Two championships later, LeBron isn't facing such pressure. Even if he leaves Miami in 2014, his legacy won't be marred by the absence of a title and series of callous decisions. He'll be a ring chaser...with rings.

As for 'Melo, leaving New York would subject him to similar criticism, sans the fittings necessary to successfully fend it off.


If Anthony Stays in New York

The prevailing thought in New York is that 'Melo isn't going anywhere.

Why would he? He forced his way to the Knicks, he is the face of a famed franchise and gets to play for his "home." Knowing if he left his legacy would be tarnished by his unfulfilled championship greed, self-preserving logic mandates he remain right where he is.

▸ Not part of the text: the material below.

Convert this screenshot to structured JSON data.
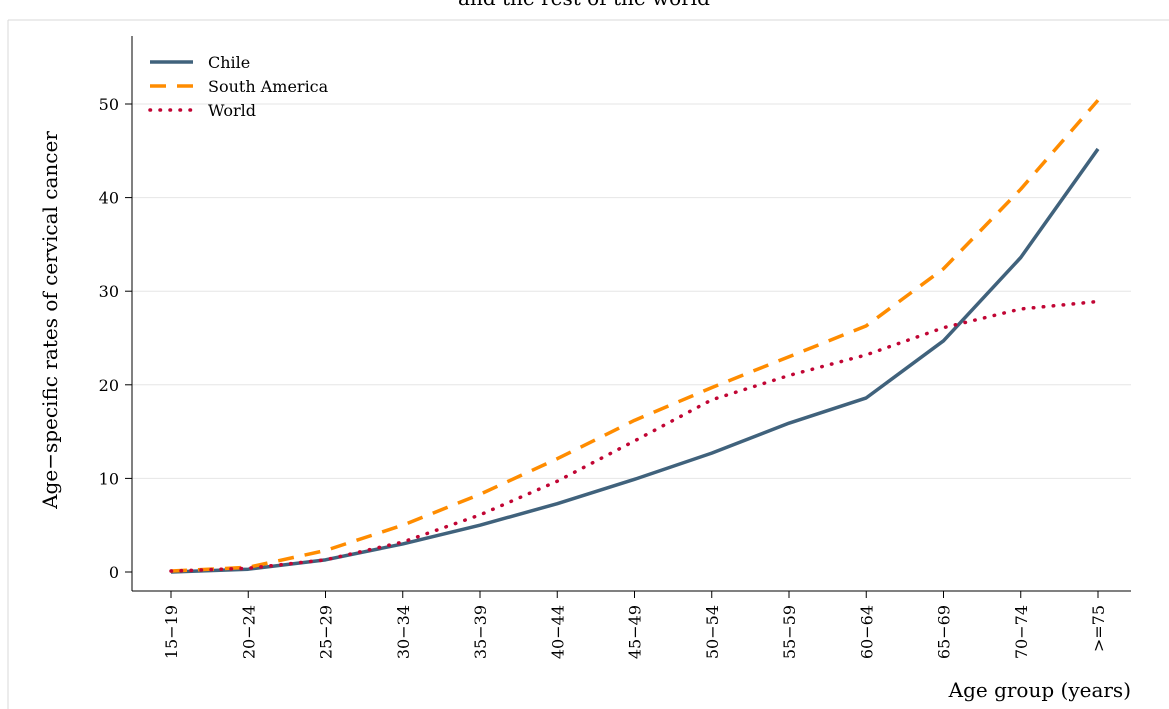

Staying put is the safer play.

But it's not without its perils.

Re-signing or opting in with the Knicks means 1) they gave 'Melo his ring, 2) he's banking on LeBron finding his way to the Big Apple in 2015, 3) New York traded for another star, 4) he's so loyal he doesn't care or 5) all of the above.

More likely than not, the first one won't apply (again, the odds). Holding out hope that LeBron does what he didn't in 2010 and signs with the Knicks in 2015 only becomes feasible if he himself opts into the fifth year of his current deal.

Barring the unimaginable, the Knicks aren't trading for a true star sidekick (sorry, Rondo). Concluding that he's so loyal he doesn't care or bleeds blind faith is the more probable scenario.

At first glance, that doesn't seem so bad. Committing himself to a team that didn't win a title when he could have left for one that did—now that's chivalrous.

And potentially stupid.

Twenty years from now, 'Melo won't be remembered for his allegiance to New York. Not if he closed out his career sans a ring. Titles are the gauge to which all greatness is measured against.

Remaining with the Knicks no matter what shields him from the hateful smog his free-agent treachery would parent, but it doesn't ensure he be remembered as "great." Championships would.

Images can be rebuilt through titles. Were he to leave, but wind up planting his flag in a championship team, bits and pieces of his duplicity will be forgotten. Depending on how many he wins, his past transgressions could be erased entirely, a la LeBron in Miami. 

Or he could retire without a single ring no matter where he plays, ruining any chance he has of being enshrined in the same class as LeBron, Kobe and others.

That's what is on the line in 2013-14—this decision, the one that will change the course of his entire career, no matter what. The one that will be made because of how close or far away from collective celebrity the Knicks are.

"When that time comes, I’ll deal with that," 'Melo said of his free-agency plans, via Berman. "It’s not something I'm thinking about right now.’’

Soon enough, he'll have to. Following this season, he must decide if he's comfortable jeopardizing his legacy more than he already has by leaving, or if he's content staying with a team that can either salvage it or leave him on the outside looking in at everything he was ever supposed to be.